Police Arrest Seven Washington U Students at Protest Against Peabody Coal Exec

May 5, 2014 at 7:00 am
click to enlarge One of seven students arrested Friday at a Washington University protest against Peabody Energy. - Photos courtesy of Students Against Peabody
Photos courtesy of Students Against Peabody
One of seven students arrested Friday at a Washington University protest against Peabody Energy.

After ending a seventeen-day sit-in to protest Washington University's close ties to coal giant Peabody Energy, seven students were arrested Friday while attempting to enter a board of trustees meeting and ask Peabody's chairman and CEO Greg Boyce to resign from the school's board.

The seven students were part of a 100-person protest outside the meeting, where students and non-student activists sang, chanted and locked arms against police in an effort to convince the university to sever ties with Peabody, the world's largest private-sector coal company, which is based in St. Louis.

"I am proud to be standing up to Peabody Coal today," says Julia Ho, one of the students who was arrested. "For too long, fossil fuel corporations have used their partnerships with universities to legitimize their destructive and unjust business practices. That must stop. Students across the country are fighting back against the fossil fuel industry and will keep fighting back until until fossil fuels are off of our campuses."

See also: Thousands Protest Peabody Energy, Arch Coal in St. Louis; Sixeteen Arrested

University officials told students they'd be arrested if they tried to enter the meeting.

"We needed to take our fight directly to Boyce and to Peabody," says Caroline Burney, 22, an organizer behind the student protests and a senior studying environmental policy and anthropology. "We knew it was a possibility that they would arrest students, but as students at this university, we think we should have access to university buildings."

Update: Students were arrested by police for taking a step toward the building where the board of trustees was meeting. Burney says the group was still feet away from the door when police stepped in.

click to enlarge Students and non-student demonstrators protest Peabody Energy outside Washington University.
Students and non-student demonstrators protest Peabody Energy outside Washington University.

The Washington University Police Department charged the seven students with trespassing and peace disturbance. Police brought but didn't wear riot gear as they arrested students, according to the St. Louis Post-Dispatch.

"We thought the university police would be more reluctant to arrest students," Burney tells Daily RFT. "They came out in full force."

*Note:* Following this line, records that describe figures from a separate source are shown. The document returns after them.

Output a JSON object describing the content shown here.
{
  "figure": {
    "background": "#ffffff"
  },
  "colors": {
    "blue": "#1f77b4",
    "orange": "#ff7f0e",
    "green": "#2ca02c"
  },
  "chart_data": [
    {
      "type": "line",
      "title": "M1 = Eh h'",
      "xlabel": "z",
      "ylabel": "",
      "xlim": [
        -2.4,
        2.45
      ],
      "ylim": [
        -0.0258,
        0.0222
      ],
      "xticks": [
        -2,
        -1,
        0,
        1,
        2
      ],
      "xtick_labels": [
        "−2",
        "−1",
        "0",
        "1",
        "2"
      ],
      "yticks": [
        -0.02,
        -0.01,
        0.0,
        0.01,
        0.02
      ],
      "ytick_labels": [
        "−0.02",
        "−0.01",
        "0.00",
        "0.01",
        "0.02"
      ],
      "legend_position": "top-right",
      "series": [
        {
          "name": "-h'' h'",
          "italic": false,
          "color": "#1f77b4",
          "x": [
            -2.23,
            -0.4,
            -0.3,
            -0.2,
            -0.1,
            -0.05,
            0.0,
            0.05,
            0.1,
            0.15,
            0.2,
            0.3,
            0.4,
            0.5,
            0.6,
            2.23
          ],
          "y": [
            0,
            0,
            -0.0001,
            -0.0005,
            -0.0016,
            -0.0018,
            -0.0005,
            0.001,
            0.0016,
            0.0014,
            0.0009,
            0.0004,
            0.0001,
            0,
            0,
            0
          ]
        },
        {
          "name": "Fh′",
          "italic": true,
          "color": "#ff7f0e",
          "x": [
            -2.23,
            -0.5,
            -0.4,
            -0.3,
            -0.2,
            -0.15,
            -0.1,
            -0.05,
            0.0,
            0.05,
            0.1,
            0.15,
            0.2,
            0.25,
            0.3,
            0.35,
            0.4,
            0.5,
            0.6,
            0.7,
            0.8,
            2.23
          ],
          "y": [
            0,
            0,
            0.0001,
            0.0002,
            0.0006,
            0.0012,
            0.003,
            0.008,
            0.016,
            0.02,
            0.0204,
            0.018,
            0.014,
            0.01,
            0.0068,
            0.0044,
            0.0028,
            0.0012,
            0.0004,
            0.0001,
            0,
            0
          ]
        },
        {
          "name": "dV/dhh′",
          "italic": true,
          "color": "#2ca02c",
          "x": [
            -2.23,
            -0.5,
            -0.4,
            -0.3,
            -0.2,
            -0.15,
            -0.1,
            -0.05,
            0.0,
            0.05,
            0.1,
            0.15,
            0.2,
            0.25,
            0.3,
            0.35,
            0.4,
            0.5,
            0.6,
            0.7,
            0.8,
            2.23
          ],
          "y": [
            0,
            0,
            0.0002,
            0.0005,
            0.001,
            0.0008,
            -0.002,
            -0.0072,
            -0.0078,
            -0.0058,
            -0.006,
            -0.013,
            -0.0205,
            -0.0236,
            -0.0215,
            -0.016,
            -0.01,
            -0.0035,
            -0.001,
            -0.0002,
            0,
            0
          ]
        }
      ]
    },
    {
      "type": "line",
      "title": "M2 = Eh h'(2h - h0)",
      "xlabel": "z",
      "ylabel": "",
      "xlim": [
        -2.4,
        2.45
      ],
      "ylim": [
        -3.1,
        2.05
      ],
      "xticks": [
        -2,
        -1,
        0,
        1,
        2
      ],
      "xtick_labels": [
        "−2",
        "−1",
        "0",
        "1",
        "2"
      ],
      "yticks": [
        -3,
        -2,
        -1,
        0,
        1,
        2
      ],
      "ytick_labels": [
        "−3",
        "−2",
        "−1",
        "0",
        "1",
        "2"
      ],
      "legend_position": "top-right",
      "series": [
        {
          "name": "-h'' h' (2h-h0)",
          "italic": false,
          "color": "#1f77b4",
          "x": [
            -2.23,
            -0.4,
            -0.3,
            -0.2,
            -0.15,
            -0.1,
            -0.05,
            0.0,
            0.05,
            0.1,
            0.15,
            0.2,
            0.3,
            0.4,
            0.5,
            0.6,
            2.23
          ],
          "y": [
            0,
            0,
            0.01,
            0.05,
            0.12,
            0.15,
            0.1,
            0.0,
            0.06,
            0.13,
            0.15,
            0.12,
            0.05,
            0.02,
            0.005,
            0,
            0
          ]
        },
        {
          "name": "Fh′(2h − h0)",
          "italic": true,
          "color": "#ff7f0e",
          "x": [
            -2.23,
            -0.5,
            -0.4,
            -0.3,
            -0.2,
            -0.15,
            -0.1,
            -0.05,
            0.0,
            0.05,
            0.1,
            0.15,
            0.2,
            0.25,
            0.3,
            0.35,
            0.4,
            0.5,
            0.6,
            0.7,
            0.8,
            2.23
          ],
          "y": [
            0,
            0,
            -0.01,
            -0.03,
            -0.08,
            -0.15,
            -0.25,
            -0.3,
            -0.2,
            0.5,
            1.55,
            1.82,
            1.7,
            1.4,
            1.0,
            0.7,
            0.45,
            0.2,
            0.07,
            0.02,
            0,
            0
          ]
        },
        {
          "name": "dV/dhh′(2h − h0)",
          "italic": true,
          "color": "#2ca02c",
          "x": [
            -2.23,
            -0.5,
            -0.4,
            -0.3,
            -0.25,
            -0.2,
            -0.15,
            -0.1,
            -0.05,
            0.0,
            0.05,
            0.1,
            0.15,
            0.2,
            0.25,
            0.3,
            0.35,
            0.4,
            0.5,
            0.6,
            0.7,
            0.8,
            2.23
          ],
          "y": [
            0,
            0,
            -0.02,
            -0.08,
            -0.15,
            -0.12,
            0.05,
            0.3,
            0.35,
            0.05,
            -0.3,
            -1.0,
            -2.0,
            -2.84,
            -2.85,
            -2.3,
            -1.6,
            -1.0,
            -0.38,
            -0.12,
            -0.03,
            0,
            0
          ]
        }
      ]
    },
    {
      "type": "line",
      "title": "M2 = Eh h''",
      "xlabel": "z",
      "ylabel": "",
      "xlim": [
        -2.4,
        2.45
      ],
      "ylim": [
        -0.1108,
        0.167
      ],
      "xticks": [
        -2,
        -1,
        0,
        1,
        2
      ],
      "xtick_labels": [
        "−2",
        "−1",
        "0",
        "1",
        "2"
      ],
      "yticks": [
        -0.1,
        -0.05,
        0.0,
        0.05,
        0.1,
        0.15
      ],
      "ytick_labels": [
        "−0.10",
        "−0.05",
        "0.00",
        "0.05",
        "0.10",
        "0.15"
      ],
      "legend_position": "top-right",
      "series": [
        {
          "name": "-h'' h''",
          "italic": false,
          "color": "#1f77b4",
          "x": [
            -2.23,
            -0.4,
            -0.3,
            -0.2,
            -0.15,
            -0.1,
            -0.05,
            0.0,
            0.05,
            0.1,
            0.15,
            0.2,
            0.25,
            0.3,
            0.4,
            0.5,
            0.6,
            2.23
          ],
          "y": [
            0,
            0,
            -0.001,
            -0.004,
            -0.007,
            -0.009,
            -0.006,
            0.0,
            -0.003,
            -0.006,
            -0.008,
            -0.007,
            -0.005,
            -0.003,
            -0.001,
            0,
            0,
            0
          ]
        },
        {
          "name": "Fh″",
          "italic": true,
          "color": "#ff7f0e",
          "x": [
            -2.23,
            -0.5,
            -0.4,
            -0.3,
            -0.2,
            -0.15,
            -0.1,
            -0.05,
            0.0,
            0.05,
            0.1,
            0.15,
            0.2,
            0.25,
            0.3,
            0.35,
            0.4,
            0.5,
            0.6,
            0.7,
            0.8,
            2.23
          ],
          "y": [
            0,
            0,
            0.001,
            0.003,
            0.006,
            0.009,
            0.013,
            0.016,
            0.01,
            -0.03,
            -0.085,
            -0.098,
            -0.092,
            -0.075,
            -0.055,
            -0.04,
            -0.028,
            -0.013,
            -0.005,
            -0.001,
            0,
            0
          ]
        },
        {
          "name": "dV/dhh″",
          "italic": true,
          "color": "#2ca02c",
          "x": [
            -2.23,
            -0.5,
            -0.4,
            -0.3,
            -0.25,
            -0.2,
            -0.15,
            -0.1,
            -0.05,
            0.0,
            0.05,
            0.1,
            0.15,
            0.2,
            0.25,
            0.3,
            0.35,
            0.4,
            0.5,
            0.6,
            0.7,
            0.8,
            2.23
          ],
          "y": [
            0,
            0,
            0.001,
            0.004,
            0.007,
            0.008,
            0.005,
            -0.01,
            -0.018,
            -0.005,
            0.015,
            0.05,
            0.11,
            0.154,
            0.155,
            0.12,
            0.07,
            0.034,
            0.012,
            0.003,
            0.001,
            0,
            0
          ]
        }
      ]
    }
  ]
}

As part of last month's sit-in, the students demanded that the university remove Boyce from the board of trustees and that Chancellor Mark Wrighton attend a community-organized tour of Peabody extraction zones and issue a public statement about his experience. Wrighton refused but told media he welcomes a "constructive and respectful dialogue" with demonstrators.

See also: Anti-Coal Activists Want City to Wake Up to "Peabody Takeover"

The protesters, called Students Against Peabody, are aligned with Missourians Organizing for Reform and Empowerment, the group that stumped for a ballot initiative in St. Louis to ban fossil fuel corporations from receiving tax incentives; a judge took the measure off the ballot after a lawsuit.

Students say that's only one of the reasons they're protesting against the school's connections with Peabody. Student organizers list several motivations, including Peabody's contribution to global carbon emissions, participation in the American Legislative Exchange Council and the marginalization of indigenous and rural communities in places including Black Mesa, Arizona and Rocky Branch, Illinois.

click to enlarge Students demonstrating at Washington University Friday.
Students demonstrating at Washington University Friday.

"As long as Greg Boyce sits on our Board of Trustees, the school will never re-name the Consortium for Clean Coal Utilization, take a stance on Peabody's continuous record of social injustices, or meet any of our other demands," says Caitlin Lee, one of the Students Against Peabody organizers.

The arrest came a day after a Harvard University undergraduate student was arrested for blocking a door to a university building as part of an environmental protest.